Rex – Other ML problems

Contact: Rafael Pires <[email protected]>

Rex is a decentralized recommender system that leverages Trusted Execution Environments (TEEs) to enable data sharing and achieve faster convergence. Based on the privacy guarantees of TEEs, the idea of data sharing is more general and can be applied beyond recommender systems. This project envisions a Rex++ system that can train ML models for a variety of learning tasks including image classification, text prediction, generative modeling, etc. However, for these tasks, data cannot be blindly shared since the size per data sample (image or text) is much higher than for a data sample in recommenders (3-tuple of <user, item, rating>). This demands additional techniques, for example, using an auto-encoder to compress images. Finally, we would also like to study if data sharing and model sharing can be utilized together, adaptively switching from one to another based on the underlying resource constraints.

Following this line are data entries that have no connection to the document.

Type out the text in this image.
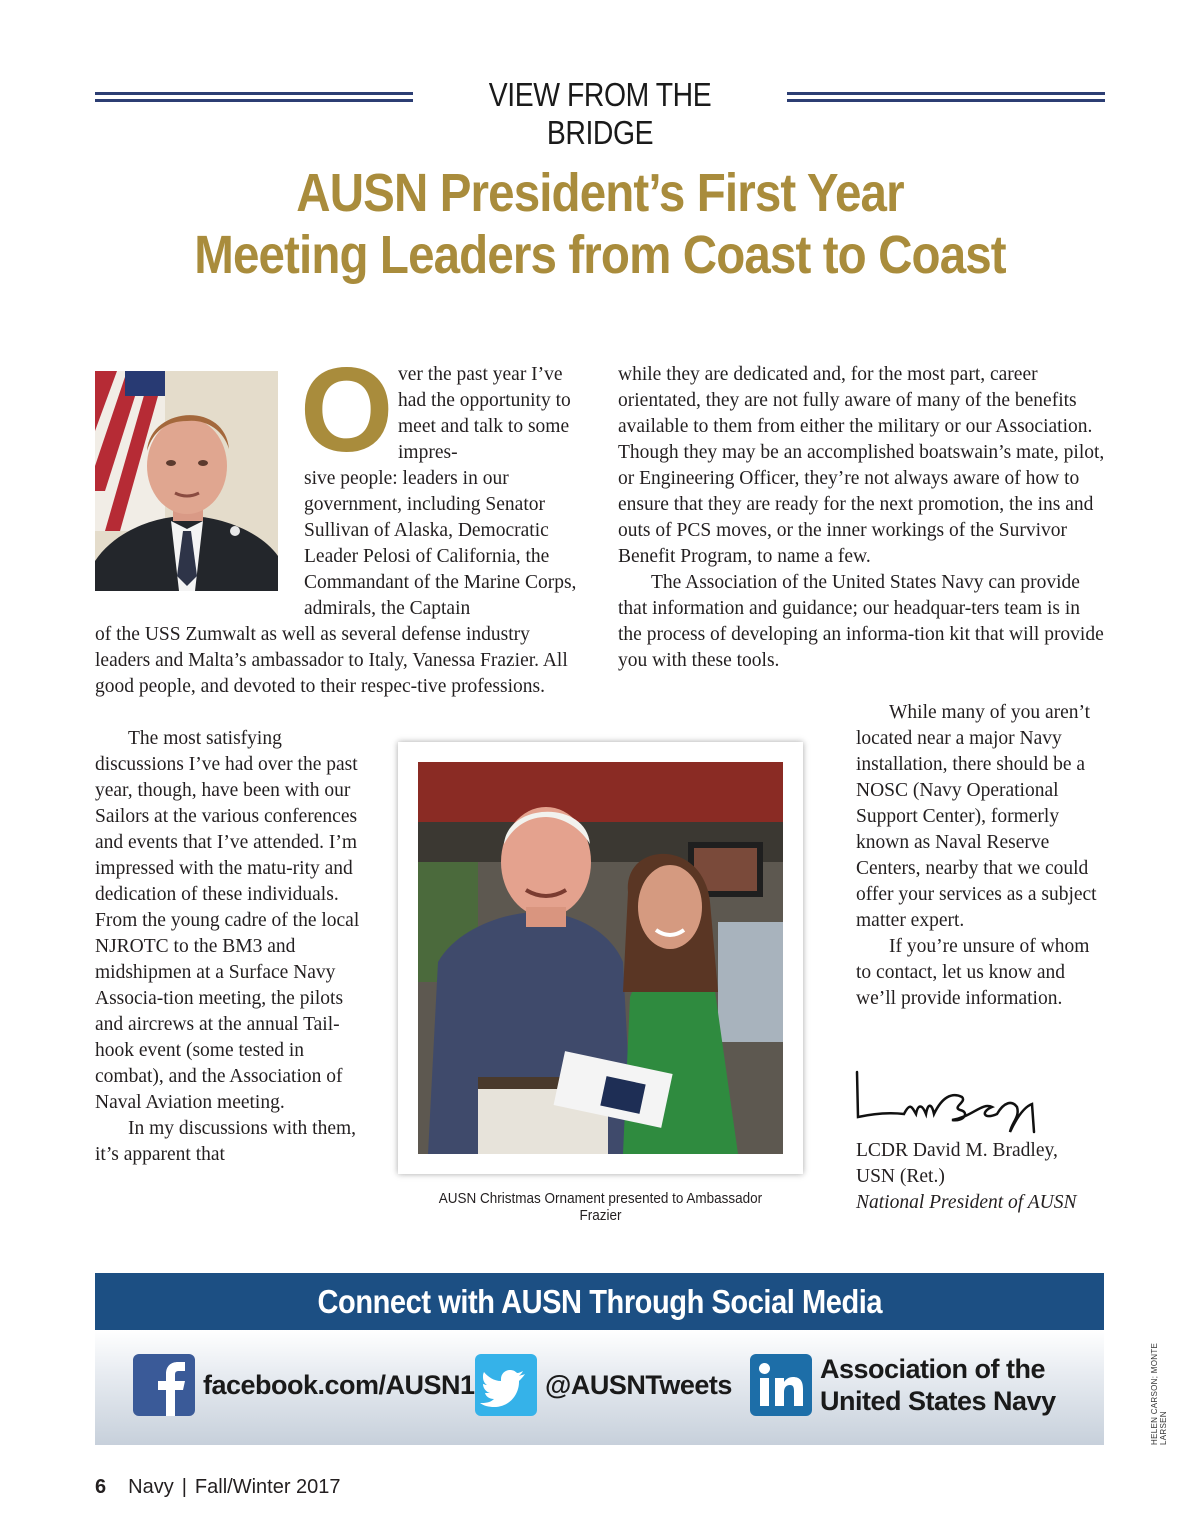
VIEW FROM THE BRIDGE
AUSN President’s First Year
Meeting Leaders from Coast to Coast
O ver the past year I’ve had the opportunity to meet and talk to some impres-
sive people: leaders in our government, including Senator Sullivan of Alaska, Democratic Leader Pelosi of California, the Commandant of the Marine Corps, admirals, the Captain
of the USS Zumwalt as well as several defense industry leaders and Malta’s ambassador to Italy, Vanessa Frazier. All good people, and devoted to their respec-tive professions.

The most satisfying discussions I’ve had over the past year, though, have been with our Sailors at the various conferences and events that I’ve attended. I’m impressed with the matu-rity and dedication of these individuals. From the young cadre of the local NJROTC to the BM3 and midshipmen at a Surface Navy Associa-tion meeting, the pilots and aircrews at the annual Tail-hook event (some tested in combat), and the Association of Naval Aviation meeting.

In my discussions with them, it’s apparent that

while they are dedicated and, for the most part, career orientated, they are not fully aware of many of the benefits available to them from either the military or our Association. Though they may be an accomplished boatswain’s mate, pilot, or Engineering Officer, they’re not always aware of how to ensure that they are ready for the next promotion, the ins and outs of PCS moves, or the inner workings of the Survivor Benefit Program, to name a few.

The Association of the United States Navy can provide that information and guidance; our headquar-ters team is in the process of developing an informa-tion kit that will provide you with these tools.

While many of you aren’t located near a major Navy installation, there should be a NOSC (Navy Operational Support Center), formerly known as Naval Reserve Centers, nearby that we could offer your services as a subject matter expert.

If you’re unsure of whom to contact, let us know and we’ll provide information.

AUSN Christmas Ornament presented to Ambassador Frazier
LCDR David M. Bradley,
USN (Ret.)
National President of AUSN
Connect with AUSN Through Social Media
facebook.com/AUSN1	@AUSNTweets
Association of the
United States Navy	HELEN CARSON; MONTE LARSEN
6 Navy | Fall/Winter 2017
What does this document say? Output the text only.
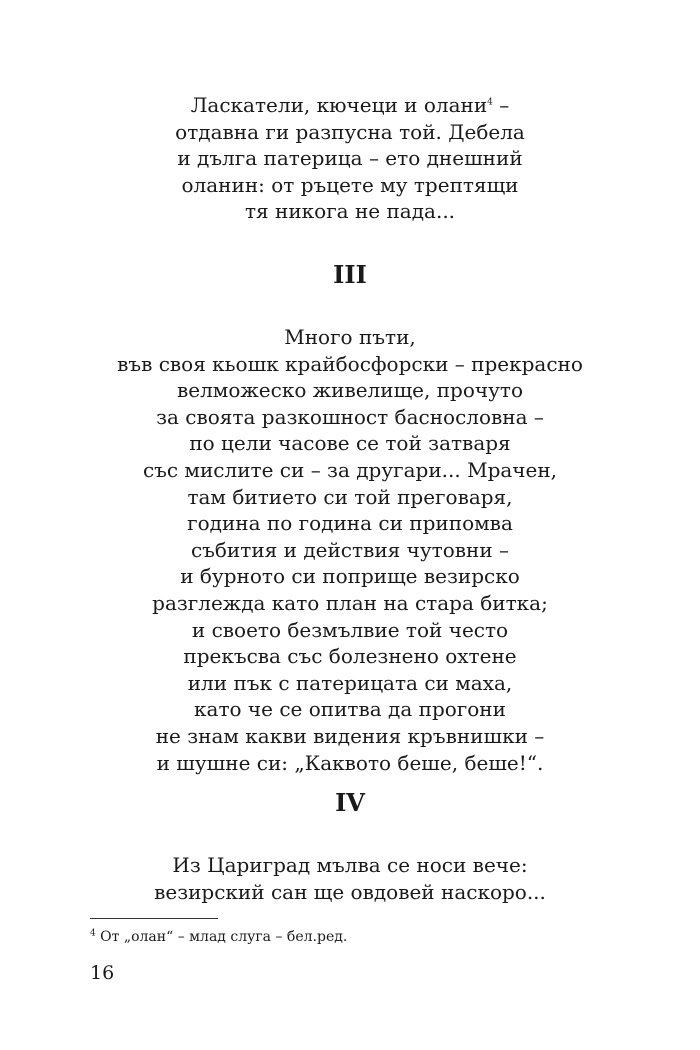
Ласкатели, кючеци и олани$^4$ –
отдавна ги разпусна той. Дебела
и дълга патерица – ето днешний
оланин: от ръцете му трептящи
тя никога не пада...
III
Много пъти,
във своя кьошк крайбосфорски – прекрасно
велможеско живелище, прочуто
за своята разкошност баснословна –
по цели часове се той затваря
със мислите си – за другари... Мрачен,
там битието си той преговаря,
година по година си припомва
събития и действия чутовни –
и бурното си поприще везирско
разглежда като план на стара битка;
и своето безмълвие той често
прекъсва със болезнено охтене
или пък с патерицата си маха,
като че се опитва да прогони
не знам какви видения кръвнишки –
и шушне си: „Каквото беше, беше!“.
IV
Из Цариград мълва се носи вече:
везирский сан ще овдовей наскоро...
$^4$ От „олан“ – млад слуга – бел.ред.
16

Data sharing for tackling non-iidness

Contact: Rafael Pires <[email protected]>

Sharing data can save lots of network resources and it can be implemented in a privacy-preserving manner [Rex]. However, it could do more than that. A recurrent problem in federated and decentralized learning is data heterogeneity. This project aims at identifying strategic data sharing techniques that can quickly attenuate the effects of data heterogeneity, hopefully achieving faster convergence.

Decentralized learning – pipelining computation and communication

Contact: Rafael Pires <[email protected]>

Data sharing can boost system performance in decentralized learning systems. Moreover, data sharing is independent of the training tasks. Therefore, these two tasks are trivially parallelizable. This project aims at investigating efficient ways to pipeline data sharing with training tasks in order to speed up training in decentralized learning.

Federated and Decentralized learning – layerwise partial model sharing

Contact: Sharma Rishi <[email protected]>

Sparsification algorithms for partial model sharing have been shown to work in federated and decentralized settings to reduce the communication costs. Generally, these algorithms work at the scale of the entire model, not discriminating between the kinds of parameters. The parameters in different layers of deep neural networks like convolutional layers, RNN, and fully-connected layers act very differently to each other. Therefore, the sparsification algorithms can be specialized to adapt to these kinds of layers. This project aims at improving the performance of sparsification algorithms in these settings by specializing them to generally used neural network layers. The project also includes studying the sensitivity of model output to the change in parameters, and how it impacts partial model sharing.

Software Engineering – decentralizepy framework optimization

Contact: Sharma Rishi <[email protected]>

We have a decentralized learning multi-machine runtime framework written in Python using Pytorch and Numpy. There are multiple optimization and refactoring opportunities. In this project, we aim to make decentralizepy faster and more customizable.

Pointers:

  • The evaluation on test set can be performed in parallel to the training steps.
  • Different modules of the framework can be further decoupled to improve customizability.
  • A coordinator script can schedule processes on machines with low utilization.

Necessary Background:

  • Machine Learning
  • Python
  • Pytorch
  • Computer Networks
  • Threads and Processes